占有者の工作物責任は、損害の発生を防止するために必要な注意を果たしていた場合には免責されますが、所有者は無過失責任を負います。
祖父宅が、長年管理せずに放置され、倒壊等のおそれがある場合には、「保存の瑕疵がある」場合に該当すると考えられます。祖父宅に家屋倒壊や屋根の崩落等が発生し、隣地住民の身体や財産に損害を与えた場合には、あなたは、工作物責任に基づく賠償責任を負う可能性がありますので、管理を十分行って下さい。
4.空家等対策特別措置法
近年、人口減少等により、適切に管理されずに放置された老朽化した空家が全国的に増加し、防災、防犯、衛生、景観等の面で周辺環境に深刻な影響を与えていることが社会問題となり「空家等対策特別措置法」が平成26年11月に制定されました。
「空家等対策特別措置法」では、空家等の所有者又は管理者に対して、空家等の適切な管理に努める責務を定めています(同法3条)。
また、同法において、市町村長は、「特定空家等」(著しく保安上危険となるおそれがある状態、又は、著しく衛生上有害となるおそれのある状態、著しく景観を損なっている状態等、周辺環境の保全を図るために放置することが不適切な状態にあると認められる空家等)の所有者等に対して、必要な措置を取るように、助言、指導、勧告、命令をすることができ、所有者等が命令に従わない時には「行政代執行」をすることができると定めています。

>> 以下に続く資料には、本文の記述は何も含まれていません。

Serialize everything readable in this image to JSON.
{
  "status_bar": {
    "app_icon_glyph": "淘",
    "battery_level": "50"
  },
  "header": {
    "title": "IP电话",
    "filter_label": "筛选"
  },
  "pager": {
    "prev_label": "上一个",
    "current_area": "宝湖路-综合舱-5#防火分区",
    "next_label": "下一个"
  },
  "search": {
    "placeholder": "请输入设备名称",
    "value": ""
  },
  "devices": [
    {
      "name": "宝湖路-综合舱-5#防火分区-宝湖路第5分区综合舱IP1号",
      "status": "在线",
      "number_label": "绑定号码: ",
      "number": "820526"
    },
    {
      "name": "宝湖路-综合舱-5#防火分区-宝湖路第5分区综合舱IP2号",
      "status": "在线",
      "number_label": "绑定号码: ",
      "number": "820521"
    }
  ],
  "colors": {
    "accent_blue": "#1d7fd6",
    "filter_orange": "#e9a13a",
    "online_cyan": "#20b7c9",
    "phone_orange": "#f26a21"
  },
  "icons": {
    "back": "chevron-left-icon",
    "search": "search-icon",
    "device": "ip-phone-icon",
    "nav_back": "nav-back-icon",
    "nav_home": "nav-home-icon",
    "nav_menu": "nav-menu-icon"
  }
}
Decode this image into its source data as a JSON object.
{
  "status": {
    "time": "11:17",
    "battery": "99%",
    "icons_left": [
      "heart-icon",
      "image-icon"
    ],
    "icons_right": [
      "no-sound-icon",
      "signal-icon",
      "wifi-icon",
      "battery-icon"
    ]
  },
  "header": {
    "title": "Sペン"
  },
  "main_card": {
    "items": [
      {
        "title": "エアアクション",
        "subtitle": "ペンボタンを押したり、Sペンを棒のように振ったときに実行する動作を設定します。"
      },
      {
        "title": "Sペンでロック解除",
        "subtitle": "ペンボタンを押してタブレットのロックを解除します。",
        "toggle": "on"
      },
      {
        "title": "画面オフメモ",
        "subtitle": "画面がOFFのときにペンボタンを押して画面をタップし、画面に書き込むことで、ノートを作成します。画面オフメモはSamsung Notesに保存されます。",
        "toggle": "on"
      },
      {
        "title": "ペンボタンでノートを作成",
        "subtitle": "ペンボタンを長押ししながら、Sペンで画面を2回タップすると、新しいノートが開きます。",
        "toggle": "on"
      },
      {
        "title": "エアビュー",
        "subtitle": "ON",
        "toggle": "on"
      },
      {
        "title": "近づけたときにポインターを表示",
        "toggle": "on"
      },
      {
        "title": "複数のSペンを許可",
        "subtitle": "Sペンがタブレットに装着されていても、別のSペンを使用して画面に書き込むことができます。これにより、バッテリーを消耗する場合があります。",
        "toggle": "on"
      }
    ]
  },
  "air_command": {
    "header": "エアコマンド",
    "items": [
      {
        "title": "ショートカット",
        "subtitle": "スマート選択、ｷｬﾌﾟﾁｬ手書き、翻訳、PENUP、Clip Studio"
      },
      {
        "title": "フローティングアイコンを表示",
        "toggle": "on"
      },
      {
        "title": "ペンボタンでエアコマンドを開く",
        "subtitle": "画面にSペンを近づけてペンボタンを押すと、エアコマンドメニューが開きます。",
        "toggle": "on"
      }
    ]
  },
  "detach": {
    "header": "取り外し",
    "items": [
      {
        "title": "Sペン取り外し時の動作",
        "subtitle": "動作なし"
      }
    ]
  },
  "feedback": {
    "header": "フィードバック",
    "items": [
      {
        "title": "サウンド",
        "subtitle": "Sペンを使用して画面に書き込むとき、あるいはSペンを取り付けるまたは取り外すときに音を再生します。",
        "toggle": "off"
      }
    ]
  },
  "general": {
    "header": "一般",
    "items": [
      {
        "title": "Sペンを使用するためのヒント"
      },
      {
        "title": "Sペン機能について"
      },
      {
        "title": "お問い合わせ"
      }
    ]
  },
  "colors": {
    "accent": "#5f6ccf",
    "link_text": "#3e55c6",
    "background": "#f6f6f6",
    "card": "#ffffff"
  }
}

祖父宅が「空家等対策特別措置法上」の「特定空家等」の要件に該当する状態となっている場合には、あなたが、今後も危険な状態を放置しつづければ、行政からの指導や命令等の行政処分を受ける可能性もあります。
5.まとめ
本件のように、所有者の居住地から遠隔地に「空家」がある場合「空家」を適切に管理することは容易ではありません。そのため、「空家」の売却処分が検討されます。現在、各地の自治体に「空家バンク」が設置されています。
あなたは、宅建業者を介して、「空家」を「空家バンク」に登録し、又、「媒介報酬額の空家等の特例」の適用により、「媒介契約」の依頼を促し、「空家」処分の協力を得ることが期待されています。あなたは、宅建業者から、事前に調査費用の見積もり等の説明を受け、納得した上で、媒介契約を締結することが大切です。